Meduna fu quindi confermata sede del feudo, che diverrà capitanato, estendendo ulteriormente i propri confini. La popolazione di Meduna, nel 1548, ammontava a 104 persone da fatti (atti alle armi) e 267 inutili, ossia vecchi e fanciulli. Nelle ville soggette invece il numero saliva a 669 da fatti e 3.192 inutili. I Michiel furono affiancati da nobili veneziani e friulani, tra i quali si ricordano: Alberghetti, Fabris, Girardi, Grimaldi e Perocco. Nel Settecento lasceranno il posto ai Duodo e poi ai Loredan.

EPOCA CONTEMPORANEA

Agli inizi del XIX secolo Meduna si presentava come un piccolo abitato, di poche ma autorevoli case che circondavano un magnifico palazzo.
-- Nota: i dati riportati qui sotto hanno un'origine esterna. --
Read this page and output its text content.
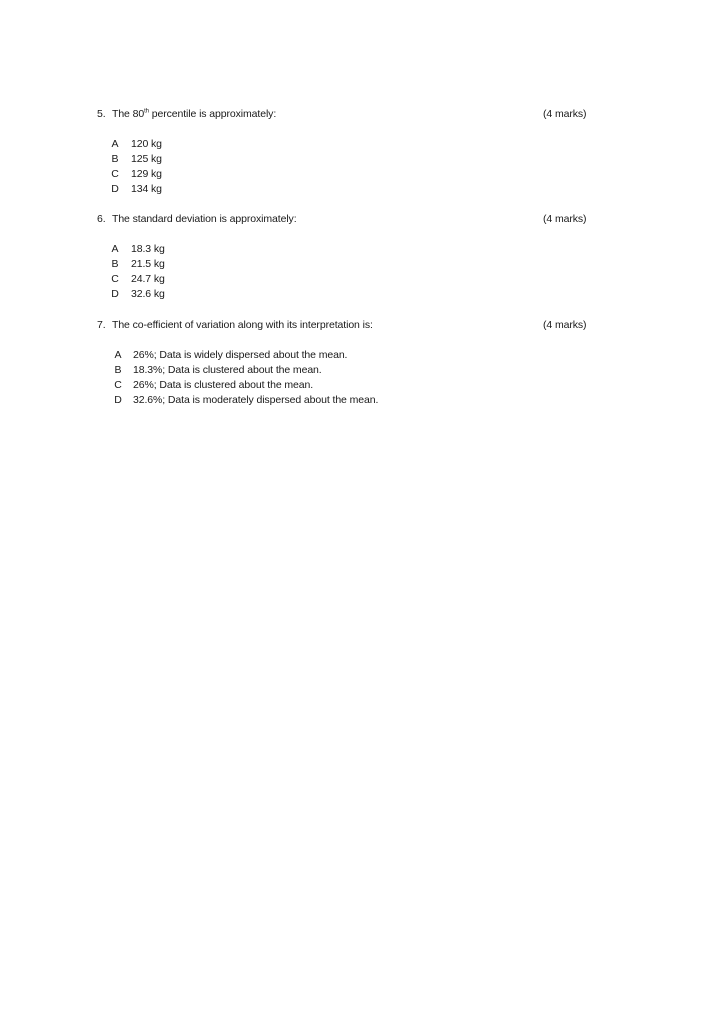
5. The 80th percentile is approximately:	(4 marks)
A 120 kg
B 125 kg
C 129 kg
D 134 kg
6. The standard deviation is approximately:	(4 marks)
A 18.3 kg
B 21.5 kg
C 24.7 kg
D 32.6 kg
7. The co-efficient of variation along with its interpretation is:	(4 marks)
A 26%; Data is widely dispersed about the mean.
B 18.3%; Data is clustered about the mean.
C 26%; Data is clustered about the mean.
D 32.6%; Data is moderately dispersed about the mean.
I difficili periodi di povertà, e il mantenimento di alcune prerogative legate alla condizione aristocratica, non consentirono la crescita del paese che, nella sua modesta dimensione, mantenne tuttavia l’autonomia confermandosi sempre sede comunale.

Dalla caduta di Venezia, infatti, Meduna perse gradualmente il proprio ruolo. Da capitanato della Serenissima divenne comune, subendo le dominazioni austriaca e francese, diminuendo progressivamente il potere sui territori limitrofi. A causa della posizione di confine, passò da una provincia all’altra impoverendosi sempre più.
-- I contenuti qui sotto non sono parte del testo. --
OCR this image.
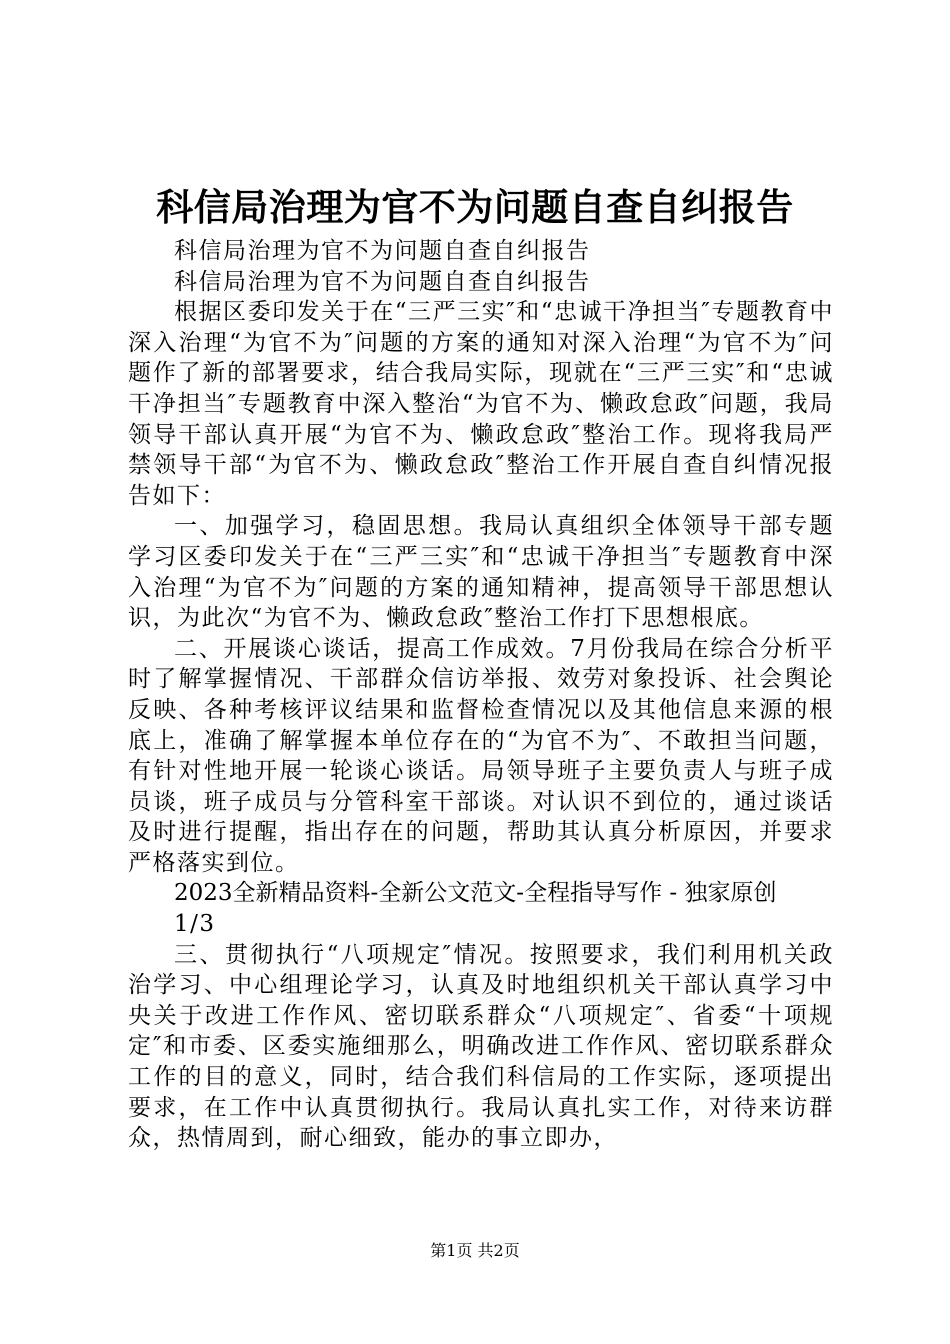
科信局治理为官不为问题自查自纠报告

科信局治理为官不为问题自查自纠报告

科信局治理为官不为问题自查自纠报告

根据区委印发关于在“三严三实″和“忠诚干净担当″专题教育中深入治理“为官不为″问题的方案的通知对深入治理“为官不为″问题作了新的部署要求，结合我局实际，现就在“三严三实″和“忠诚干净担当″专题教育中深入整治“为官不为、懒政怠政″问题，我局领导干部认真开展“为官不为、懒政怠政″整治工作。现将我局严禁领导干部“为官不为、懒政怠政″整治工作开展自查自纠情况报告如下：

一、加强学习，稳固思想。我局认真组织全体领导干部专题学习区委印发关于在“三严三实″和“忠诚干净担当″专题教育中深入治理“为官不为″问题的方案的通知精神，提高领导干部思想认识，为此次“为官不为、懒政怠政″整治工作打下思想根底。

二、开展谈心谈话，提高工作成效。7月份我局在综合分析平时了解掌握情况、干部群众信访举报、效劳对象投诉、社会舆论反映、各种考核评议结果和监督检查情况以及其他信息来源的根底上，准确了解掌握本单位存在的“为官不为″、不敢担当问题，有针对性地开展一轮谈心谈话。局领导班子主要负责人与班子成员谈，班子成员与分管科室干部谈。对认识不到位的，通过谈话及时进行提醒，指出存在的问题，帮助其认真分析原因，并要求严格落实到位。

2023全新精品资料-全新公文范文-全程指导写作 - 独家原创

1/3

三、贯彻执行“八项规定″情况。按照要求，我们利用机关政治学习、中心组理论学习，认真及时地组织机关干部认真学习中央关于改进工作作风、密切联系群众“八项规定″、省委“十项规定″和市委、区委实施细那么，明确改进工作作风、密切联系群众工作的目的意义，同时，结合我们科信局的工作实际，逐项提出要求，在工作中认真贯彻执行。我局认真扎实工作，对待来访群众，热情周到，耐心细致，能办的事立即办，

第1页 共2页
Nel 1866, assieme al resto del Veneto, il comune venne annesso al Regno d’Italia.

Dopo l’annessione al Regno, il Comune di Meduna appartenne al mandamento di Motta, assieme a Cessalto, Chiarano e Gorgo. Il 12 ottobre 1881 vi fu un tentativo da parte di alcune persone non dimoranti in paese, ma facenti parte del consiglio comunale, di aggregare il comune di Meduna a quello di Motta. Risaputa la cosa, il cav. Giorgio Prosdocimo organizzò una dimostrazione di protesta alla quale partecipò tutta la cittadinanza. La proposta non fu naturalmente approvata e, fieri dell’autonomia preservata, i medunesi per anni ricordarono l’evento con una festa paesana che oggigiorno non esiste più. Molto probabilmente è da allora che si cominciò a dire che Meduna la boie, accostando le tensioni provocate dai progetti di trasferimento della sede municipale al coevo movimento contadino de “La boje”, scoppiato tra il Polesine e soprattutto il Mantovano (ma, si sa, le voci popolari sul perché a Meduna la boie offrono una gamma vasta e divertente di risposte).